Even Lamentations - one of the most depressing books in the Bible when only read on the surface - gives us a hope in a God that is not upset at us and certainly is not trying to make us pay for our wrongs. Lamentations is what is called a "chiasm." This is a Jewish writing style that is essentially a poetic structure where the point of the poem is in the middle.  And the outsides of the poem mirror each other as they move toward the center. It would look like this: A-B-C-POINT-C-B-A. This would be an example.

Lamentations is a book full of mess and devastation and ruin. But in the middle, the point, there is a profound statement. "Because of the Lord's great love for us, we are not consumed. His compassions never fail. They are new every morning. Great is your faithfulness. I say to myself, the Lord is my portion; therefore I will wait on Him."

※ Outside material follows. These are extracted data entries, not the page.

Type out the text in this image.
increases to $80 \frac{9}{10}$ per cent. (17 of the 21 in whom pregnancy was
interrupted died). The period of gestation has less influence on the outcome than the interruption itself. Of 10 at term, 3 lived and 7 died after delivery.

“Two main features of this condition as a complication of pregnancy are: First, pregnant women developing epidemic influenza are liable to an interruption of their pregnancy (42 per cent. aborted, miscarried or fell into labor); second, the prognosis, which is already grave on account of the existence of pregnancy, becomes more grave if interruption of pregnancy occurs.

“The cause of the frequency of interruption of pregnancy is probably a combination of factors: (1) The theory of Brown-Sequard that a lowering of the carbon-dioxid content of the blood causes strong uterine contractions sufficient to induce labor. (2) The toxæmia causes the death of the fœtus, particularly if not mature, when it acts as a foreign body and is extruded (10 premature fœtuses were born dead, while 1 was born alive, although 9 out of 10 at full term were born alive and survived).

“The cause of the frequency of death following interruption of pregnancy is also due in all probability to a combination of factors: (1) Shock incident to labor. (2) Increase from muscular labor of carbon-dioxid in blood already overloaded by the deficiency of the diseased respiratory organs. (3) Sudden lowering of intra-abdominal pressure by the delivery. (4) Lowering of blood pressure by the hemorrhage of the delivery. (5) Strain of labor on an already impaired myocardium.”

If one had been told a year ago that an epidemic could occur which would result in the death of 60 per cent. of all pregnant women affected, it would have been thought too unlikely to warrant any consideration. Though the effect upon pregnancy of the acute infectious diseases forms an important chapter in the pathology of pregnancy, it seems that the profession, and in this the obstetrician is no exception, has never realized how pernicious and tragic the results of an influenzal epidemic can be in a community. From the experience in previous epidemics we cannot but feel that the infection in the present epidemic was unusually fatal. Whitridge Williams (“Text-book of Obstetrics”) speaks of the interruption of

Perhaps at the core of following Jesus is this relentless proclamation that in the midst of the devastation and ruin this world offers, there is a better story - a deeper reality - a truer true. A life where the Creator of the universe looks at us with compassion that never fails. A life where God says you are worth more than you could ever imagine. And we keep insisting that this is the life that God invites us to.

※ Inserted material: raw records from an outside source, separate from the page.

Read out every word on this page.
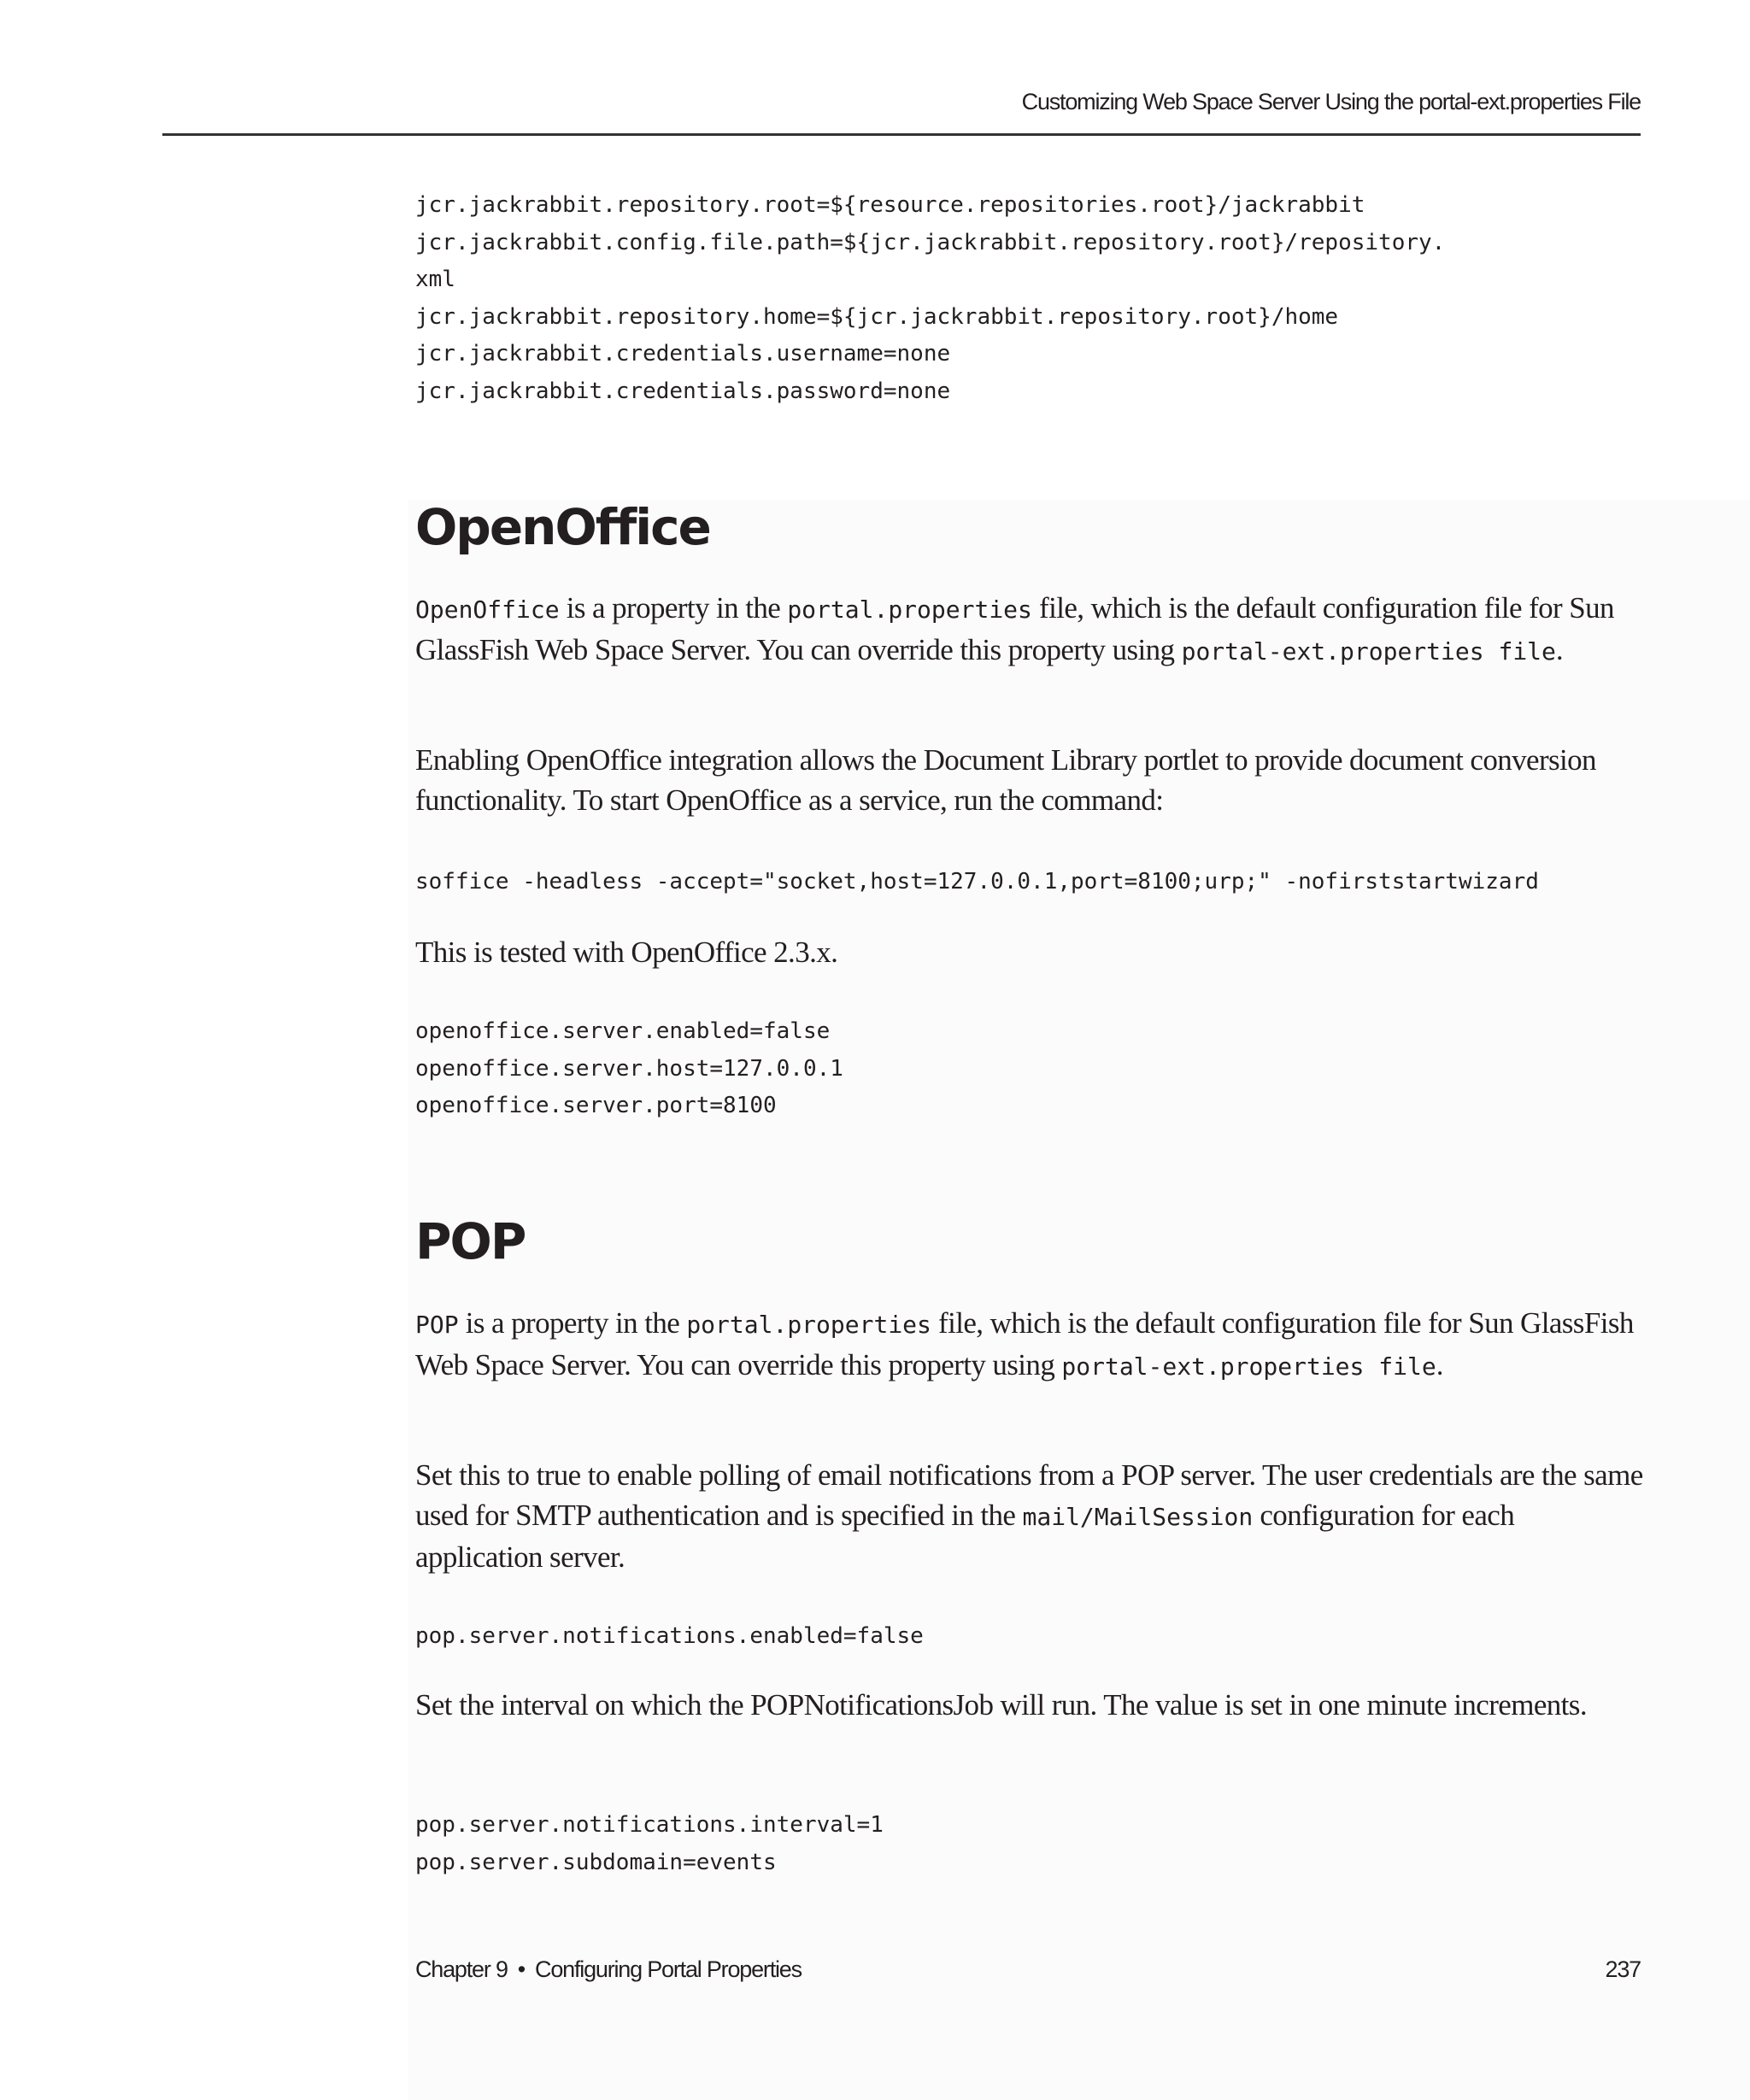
Customizing Web Space Server Using the portal-ext.properties File
jcr.jackrabbit.repository.root=${resource.repositories.root}/jackrabbit
jcr.jackrabbit.config.file.path=${jcr.jackrabbit.repository.root}/repository.
xml
jcr.jackrabbit.repository.home=${jcr.jackrabbit.repository.root}/home
jcr.jackrabbit.credentials.username=none
jcr.jackrabbit.credentials.password=none
OpenOffice

OpenOffice is a property in the portal.properties file, which is the default configuration file for Sun GlassFish Web Space Server. You can override this property using portal-ext.properties file.

Enabling OpenOffice integration allows the Document Library portlet to provide document conversion functionality. To start OpenOffice as a service, run the command:

soffice -headless -accept="socket,host=127.0.0.1,port=8100;urp;" -nofirststartwizard

This is tested with OpenOffice 2.3.x.

openoffice.server.enabled=false
openoffice.server.host=127.0.0.1
openoffice.server.port=8100
POP

POP is a property in the portal.properties file, which is the default configuration file for Sun GlassFish Web Space Server. You can override this property using portal-ext.properties file.

Set this to true to enable polling of email notifications from a POP server. The user credentials are the same used for SMTP authentication and is specified in the mail/MailSession configuration for each application server.

pop.server.notifications.enabled=false

Set the interval on which the POPNotificationsJob will run. The value is set in one minute increments.

pop.server.notifications.interval=1
pop.server.subdomain=events
Chapter 9 • Configuring Portal Properties	237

And this is the point of this post. I cannot tell you how many times I have heard form the pulpit over the years (and unfortunately even taught this) that I am a mess, all jacked up, unworthy. This by the way comes from starting my story in a particular place in Scripture (that is about 3 chapters in - not at the beginning). But the bigger devastation in all this is that it forces me to fixate on the reality of how far I am from God's agenda for my life.  And while I want to take hold of God's best dreams for my life, I cannot.  Because I am too broken.

Paul says you are God's masterpiece. (Eph. 2) You are the crowning jewel in all of His creative work. So perhaps the better way to inspire people to follow God to the fullest is not to remind them of their fallenness, but to remind them of who their God is and how He really feels about them.

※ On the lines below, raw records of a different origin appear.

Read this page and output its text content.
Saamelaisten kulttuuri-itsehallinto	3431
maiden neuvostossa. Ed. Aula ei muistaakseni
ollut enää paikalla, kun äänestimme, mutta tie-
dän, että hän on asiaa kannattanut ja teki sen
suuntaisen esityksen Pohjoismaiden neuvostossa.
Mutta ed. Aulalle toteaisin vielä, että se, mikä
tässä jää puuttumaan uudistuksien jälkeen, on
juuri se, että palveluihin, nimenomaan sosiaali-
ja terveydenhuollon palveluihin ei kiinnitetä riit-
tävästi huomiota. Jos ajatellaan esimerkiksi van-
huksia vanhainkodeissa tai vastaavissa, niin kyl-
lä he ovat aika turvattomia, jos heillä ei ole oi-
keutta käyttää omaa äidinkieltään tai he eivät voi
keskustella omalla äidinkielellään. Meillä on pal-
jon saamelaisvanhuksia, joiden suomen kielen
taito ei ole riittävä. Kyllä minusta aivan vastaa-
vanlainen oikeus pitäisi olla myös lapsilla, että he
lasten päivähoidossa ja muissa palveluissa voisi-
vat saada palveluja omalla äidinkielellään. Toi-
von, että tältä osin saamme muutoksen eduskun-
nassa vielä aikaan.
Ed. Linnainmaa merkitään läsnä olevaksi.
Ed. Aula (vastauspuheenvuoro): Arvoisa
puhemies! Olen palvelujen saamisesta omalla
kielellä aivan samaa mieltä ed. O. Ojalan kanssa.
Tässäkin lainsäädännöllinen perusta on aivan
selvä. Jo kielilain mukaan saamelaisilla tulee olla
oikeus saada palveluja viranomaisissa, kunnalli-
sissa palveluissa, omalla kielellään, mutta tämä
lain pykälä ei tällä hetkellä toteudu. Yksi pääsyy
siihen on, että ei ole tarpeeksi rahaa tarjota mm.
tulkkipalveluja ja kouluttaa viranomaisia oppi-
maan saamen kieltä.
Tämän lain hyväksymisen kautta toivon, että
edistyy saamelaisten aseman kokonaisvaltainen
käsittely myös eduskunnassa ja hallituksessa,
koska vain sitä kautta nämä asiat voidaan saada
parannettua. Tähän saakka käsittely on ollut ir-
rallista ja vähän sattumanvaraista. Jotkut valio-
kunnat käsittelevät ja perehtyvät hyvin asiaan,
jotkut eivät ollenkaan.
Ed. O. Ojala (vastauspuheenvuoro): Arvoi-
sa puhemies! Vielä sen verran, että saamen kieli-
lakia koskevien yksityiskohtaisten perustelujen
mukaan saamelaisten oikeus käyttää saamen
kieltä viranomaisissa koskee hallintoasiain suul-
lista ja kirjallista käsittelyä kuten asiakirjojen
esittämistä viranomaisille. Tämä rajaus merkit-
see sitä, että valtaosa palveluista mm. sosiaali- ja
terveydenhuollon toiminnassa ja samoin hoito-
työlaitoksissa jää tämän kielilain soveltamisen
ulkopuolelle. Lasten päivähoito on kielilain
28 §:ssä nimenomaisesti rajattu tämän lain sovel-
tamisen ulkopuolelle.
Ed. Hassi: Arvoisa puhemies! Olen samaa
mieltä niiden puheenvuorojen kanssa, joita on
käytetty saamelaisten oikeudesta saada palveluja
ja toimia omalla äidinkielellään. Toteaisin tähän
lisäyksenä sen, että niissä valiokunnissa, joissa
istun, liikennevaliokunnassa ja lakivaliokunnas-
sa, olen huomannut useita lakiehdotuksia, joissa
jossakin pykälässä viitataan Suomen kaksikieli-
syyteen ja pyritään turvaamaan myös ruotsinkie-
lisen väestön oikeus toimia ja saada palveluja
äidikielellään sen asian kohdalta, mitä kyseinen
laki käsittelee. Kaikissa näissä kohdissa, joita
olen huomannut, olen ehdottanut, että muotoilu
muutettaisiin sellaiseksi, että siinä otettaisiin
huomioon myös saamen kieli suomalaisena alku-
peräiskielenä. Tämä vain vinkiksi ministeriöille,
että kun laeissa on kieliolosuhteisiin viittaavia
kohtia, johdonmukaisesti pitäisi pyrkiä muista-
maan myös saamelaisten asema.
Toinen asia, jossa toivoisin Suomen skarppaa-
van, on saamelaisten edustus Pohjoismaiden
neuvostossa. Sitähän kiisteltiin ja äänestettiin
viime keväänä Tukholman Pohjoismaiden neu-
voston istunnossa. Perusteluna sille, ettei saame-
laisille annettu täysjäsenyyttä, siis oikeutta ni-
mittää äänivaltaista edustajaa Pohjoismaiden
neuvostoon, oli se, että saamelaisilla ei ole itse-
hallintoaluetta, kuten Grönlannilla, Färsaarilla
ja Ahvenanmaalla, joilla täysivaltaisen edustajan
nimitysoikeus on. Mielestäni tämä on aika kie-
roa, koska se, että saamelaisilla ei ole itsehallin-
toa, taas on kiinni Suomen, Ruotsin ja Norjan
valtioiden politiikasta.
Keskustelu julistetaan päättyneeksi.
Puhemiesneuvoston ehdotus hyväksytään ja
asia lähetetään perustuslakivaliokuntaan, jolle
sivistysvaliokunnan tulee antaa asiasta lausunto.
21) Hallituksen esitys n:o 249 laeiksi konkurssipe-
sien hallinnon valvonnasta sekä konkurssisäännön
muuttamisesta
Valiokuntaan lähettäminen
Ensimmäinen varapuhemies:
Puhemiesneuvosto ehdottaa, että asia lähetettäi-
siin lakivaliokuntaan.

Which leads me to Jesus. If I hear someone say one more time that we are not worthy of the sacrifice Jesus made, I am going to scream! Because Jesus thinks you are. He gave his position up in heaven to become a man and to be brutally tortured and murdered on a cross for you. Not because you are not worthy, but in fact, because you are!!!! It was His good pleasure to do this. Perhaps the wonder of the cross is not in why Jesus died for such a worm as I, but much more in the fact that Jesus sees such potential in us, that He would count it His good pleasure to show us just how much we are worth.

That Jesus would see such potential in me that He would gladly give up everything to ensure that I can take hold of everything that He has for me to live out means more to me than you could possibly imagine. And this is GOOD NEWS!

If the story is told that I screwed things up so bad that Jesus had to come bail me out, then that only reinforces the lies that the world has been telling me since I was born.

It is the world that screams at us that we are not enough. It is the world that says we are unworthy, undeserving, and unimportant. And like Lamentations, in the midst of the chaos and mess that this world offers us, we serve a God who quietly comes to us and whispers in our ears, "You are worth more than you could possibly imagine. I love you. You are mine."

As followers of Jesus, then, we must be a people who quietly whisper like Jesus into our communities, our families, and even our own hearts. We must whisper with our actions as well as our words. We must tell people how God sees them. Not as messed up or hopeless or helpless. God see them as full of potential, precious, and worthy of His utmost efforts to ensure that they can become everything that He has created them to be.

So today, may we whisper worthiness to a world that screams insufficiency. May we live in our God given potential not our deceived brokenness. And may we tell the story of a God who's compassions never fail, and because of His great love for us, we are not consumed, but overcome.

Maybe that is what bringing the Kingdom of God crashing into earth is all about.